The Best Marriage Advice

Here's one from the archives that deals with something I'll be digging into more of very soon...

Some of the best marriage advice I've ever received was from a historical novel. An older lady in the book said to a young bride, “A man may way want a lady on his arm, but he wants a tiger in his bed.” Well, tiger isn't the word she used, she actually used the word old word for prostitute.

I understand what she was saying, and have heard that verified many times over the years. A man, okay, let's be specific, our men may want a lady on their arms, and by their sides, and walking through life with them, but when it comes to bedroom activities, chances are, they want something other than a lady.

Let's look at some facts. A prostitute, by definition, is one who is in the business of pleasuring men. Yes, her services are for hire and what she does is wrong, but her business is one of the oldest in history. Why? Because there's a constant demand for it. So let's look at this profession. They pleasure men. They are in the business of sex. Those women study and practice what pleases men. They aren't shy about it, nor ashamed of it. They're good at what they do! Which is why their business is still booming even after thousands of years.

But yanno, they don't have to have a corner on the market! I think far too often we, as Christian women, give them that corner and then wonder why they look at us as if we're stupid. They know how to please a man. Is their knowledge wrong? Absolutely not. (Read Song of Solomon!) Their use of that knowledge is. And in our avoidance of sin, especially flagrant sexual sin, we've thrown the baby out with the bathwater. Boy, are we wrong!! As a result, we're ladies in the bedroom and often lean toward being prim and proper. Miss PnP (yanno, Miss Prim and Proper) is good for high-end restaurants, but not when your husband wants and needs a tiger on his hands. Okay, on more than just his hands, on him. ALL of him.


Siberian Tiger StalkingOriginally uploaded by Tut99 (Roger)
So, what are we to do? Make him suffer in silence? Condemn him (sometimes our silence or stiffness makes him feel condemned) for his feelings and needs? NO! We need to loosen ourselves up and be a tiger. For our husbands. But not just for them! For ourselves!

I know, I know. That's easier said than done sometimes, but it can be done! Without visiting porn sites, without lewdness and vulgarity. For some of us, it's more of a mental battle and process, and for others it's more of education and imagination, and for still others of us, it's both. And we'll be talking about those-- our mental preparation and educating ourselves, among other things. :-)

But let's get back to that old business. Those women who were so good at their profession studied and learned how to please a man. They studied sex. But we're not just studying sex! We're studying our husbands—their personal likes and dislikes. And we're studying ourselves—what makes us feel good? One thing prostitutes know well—when a man thinks he's pleasuring his woman well it makes him feel good. Real good! So what do they do? They act.

But we don't have to act! We just need to know (or find out) what makes us feel good and then capitalize on that knowledge. And we'll work on that—remember, this isn't a pot of instant mashed potatoes we're working on here.

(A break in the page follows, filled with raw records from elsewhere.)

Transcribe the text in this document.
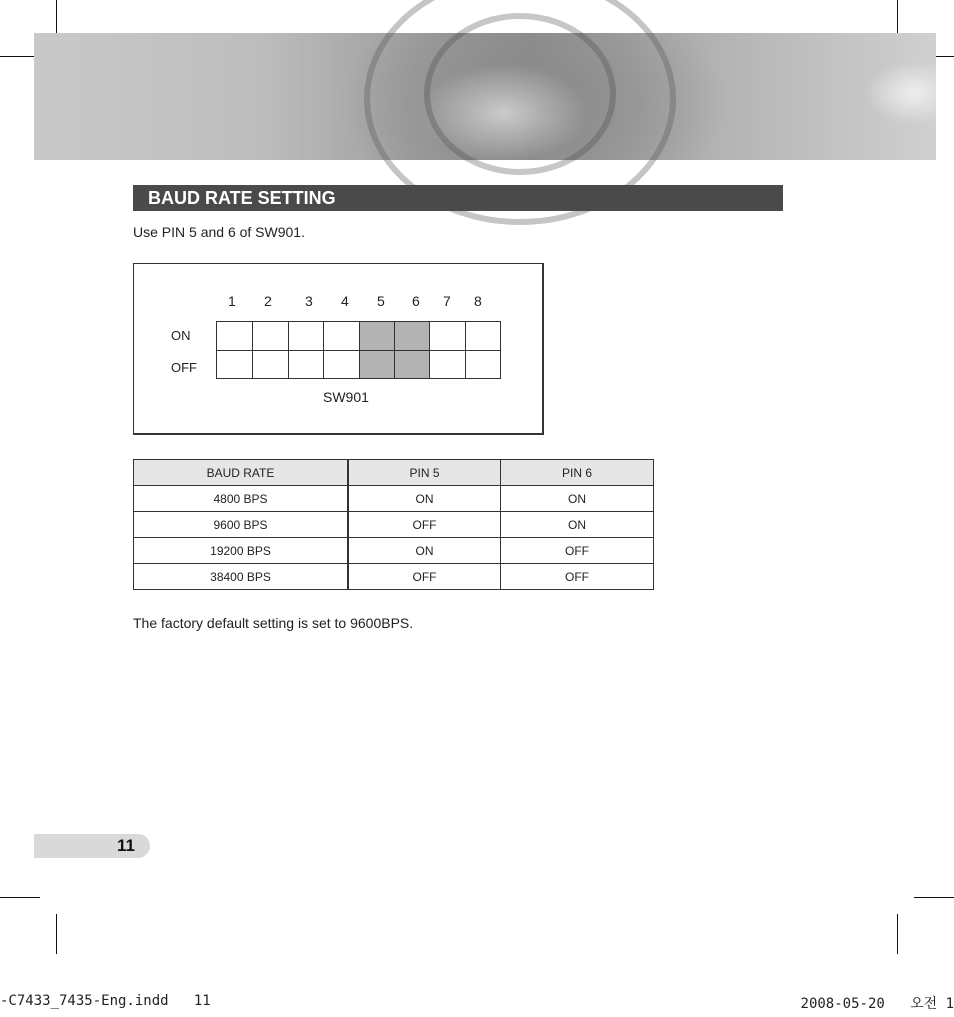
BAUD RATE SETTING
Use PIN 5 and 6 of SW901.
1 2 3 4 5 6 7 8
ON
OFF
SW901
BAUD RATE	PIN 5	PIN 6
4800 BPS	ON	ON
9600 BPS	OFF	ON
19200 BPS	ON	OFF
38400 BPS	OFF	OFF
The factory default setting is set to 9600BPS.
11
-C7433_7435-Eng.indd   11	2008-05-20   오전 1
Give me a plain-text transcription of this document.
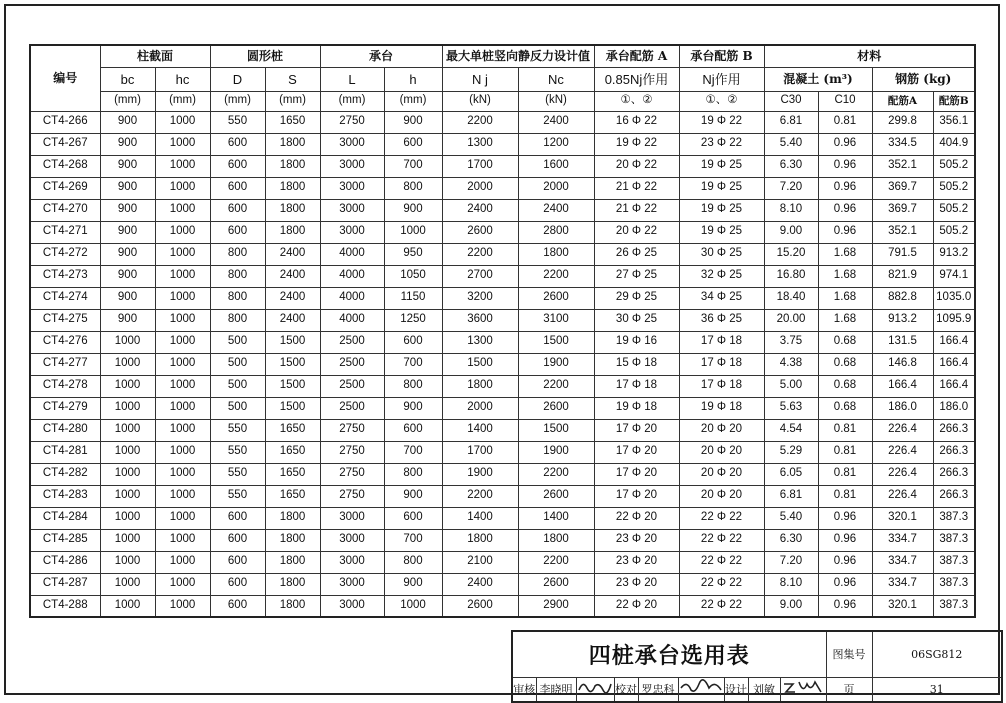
编号	柱截面		圆形桩		承台		最大单桩竖向静反力设计值		承台配筋 A	承台配筋 B	材料			
	bc	hc	D	S	L	h	N j	Nc	0.85Nj作用	Nj作用	混凝土 (m³)		钢筋 (kg)	
	(mm)	(mm)	(mm)	(mm)	(mm)	(mm)	(kN)	(kN)	①、②	①、②	C30	C10	配筋A	配筋B
CT4-266	900	1000	550	1650	2750	900	2200	2400	16 Φ 22	19 Φ 22	6.81	0.81	299.8	356.1
CT4-267	900	1000	600	1800	3000	600	1300	1200	19 Φ 22	23 Φ 22	5.40	0.96	334.5	404.9
CT4-268	900	1000	600	1800	3000	700	1700	1600	20 Φ 22	19 Φ 25	6.30	0.96	352.1	505.2
CT4-269	900	1000	600	1800	3000	800	2000	2000	21 Φ 22	19 Φ 25	7.20	0.96	369.7	505.2
CT4-270	900	1000	600	1800	3000	900	2400	2400	21 Φ 22	19 Φ 25	8.10	0.96	369.7	505.2
CT4-271	900	1000	600	1800	3000	1000	2600	2800	20 Φ 22	19 Φ 25	9.00	0.96	352.1	505.2
CT4-272	900	1000	800	2400	4000	950	2200	1800	26 Φ 25	30 Φ 25	15.20	1.68	791.5	913.2
CT4-273	900	1000	800	2400	4000	1050	2700	2200	27 Φ 25	32 Φ 25	16.80	1.68	821.9	974.1
CT4-274	900	1000	800	2400	4000	1150	3200	2600	29 Φ 25	34 Φ 25	18.40	1.68	882.8	1035.0
CT4-275	900	1000	800	2400	4000	1250	3600	3100	30 Φ 25	36 Φ 25	20.00	1.68	913.2	1095.9
CT4-276	1000	1000	500	1500	2500	600	1300	1500	19 Φ 16	17 Φ 18	3.75	0.68	131.5	166.4
CT4-277	1000	1000	500	1500	2500	700	1500	1900	15 Φ 18	17 Φ 18	4.38	0.68	146.8	166.4
CT4-278	1000	1000	500	1500	2500	800	1800	2200	17 Φ 18	17 Φ 18	5.00	0.68	166.4	166.4
CT4-279	1000	1000	500	1500	2500	900	2000	2600	19 Φ 18	19 Φ 18	5.63	0.68	186.0	186.0
CT4-280	1000	1000	550	1650	2750	600	1400	1500	17 Φ 20	20 Φ 20	4.54	0.81	226.4	266.3
CT4-281	1000	1000	550	1650	2750	700	1700	1900	17 Φ 20	20 Φ 20	5.29	0.81	226.4	266.3
CT4-282	1000	1000	550	1650	2750	800	1900	2200	17 Φ 20	20 Φ 20	6.05	0.81	226.4	266.3
CT4-283	1000	1000	550	1650	2750	900	2200	2600	17 Φ 20	20 Φ 20	6.81	0.81	226.4	266.3
CT4-284	1000	1000	600	1800	3000	600	1400	1400	22 Φ 20	22 Φ 22	5.40	0.96	320.1	387.3
CT4-285	1000	1000	600	1800	3000	700	1800	1800	23 Φ 20	22 Φ 22	6.30	0.96	334.7	387.3
CT4-286	1000	1000	600	1800	3000	800	2100	2200	23 Φ 20	22 Φ 22	7.20	0.96	334.7	387.3
CT4-287	1000	1000	600	1800	3000	900	2400	2600	23 Φ 20	22 Φ 22	8.10	0.96	334.7	387.3
CT4-288	1000	1000	600	1800	3000	1000	2600	2900	22 Φ 20	22 Φ 22	9.00	0.96	320.1	387.3
四桩承台选用表									图集号	06SG812
审核	李晓明		校对	罗忠科		设计	刘敏		页	31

Here's an assignment for you:
Think through what makes you feel good. Be specific!
What lights your fire and what things build the fire into a bonfire?
When you know these things, you can let your husband know—chances are he's a pyro at heart and will love (if he doesn't already) building your fire and setting off your fireworks.

And if there's not been a fire for you, let alone any fireworks, are there things that begin to feel good, things that are trying to spark? Pay close attention to anything that even begins to smoke a bit or heat up for you. Search your memory for smoke signals and warm spots. What brought them on?

Okay, ladies. There's your assignment. :-)

2 Zesters spoke up:

Mel said...

Thank you! This topic is often left untouched. I know because of my past, I have issues with sex. I can't believe I am going to admit this online but buy some temporary tattoos. Get them from the dollar store. Then hide one in a more intimate spot that he has to find. My husband loved this! It made me feel sexy w/o being shameful or weird. Little things can certainly help and we need to be encouraged to love our men w/o inhibitions and shame. I love your advice and honesty.

Please feel free to stop by: Trailing After God

Tamma Navon said...

Good advice! We work on getting better at so many things- why should we ignore this important area?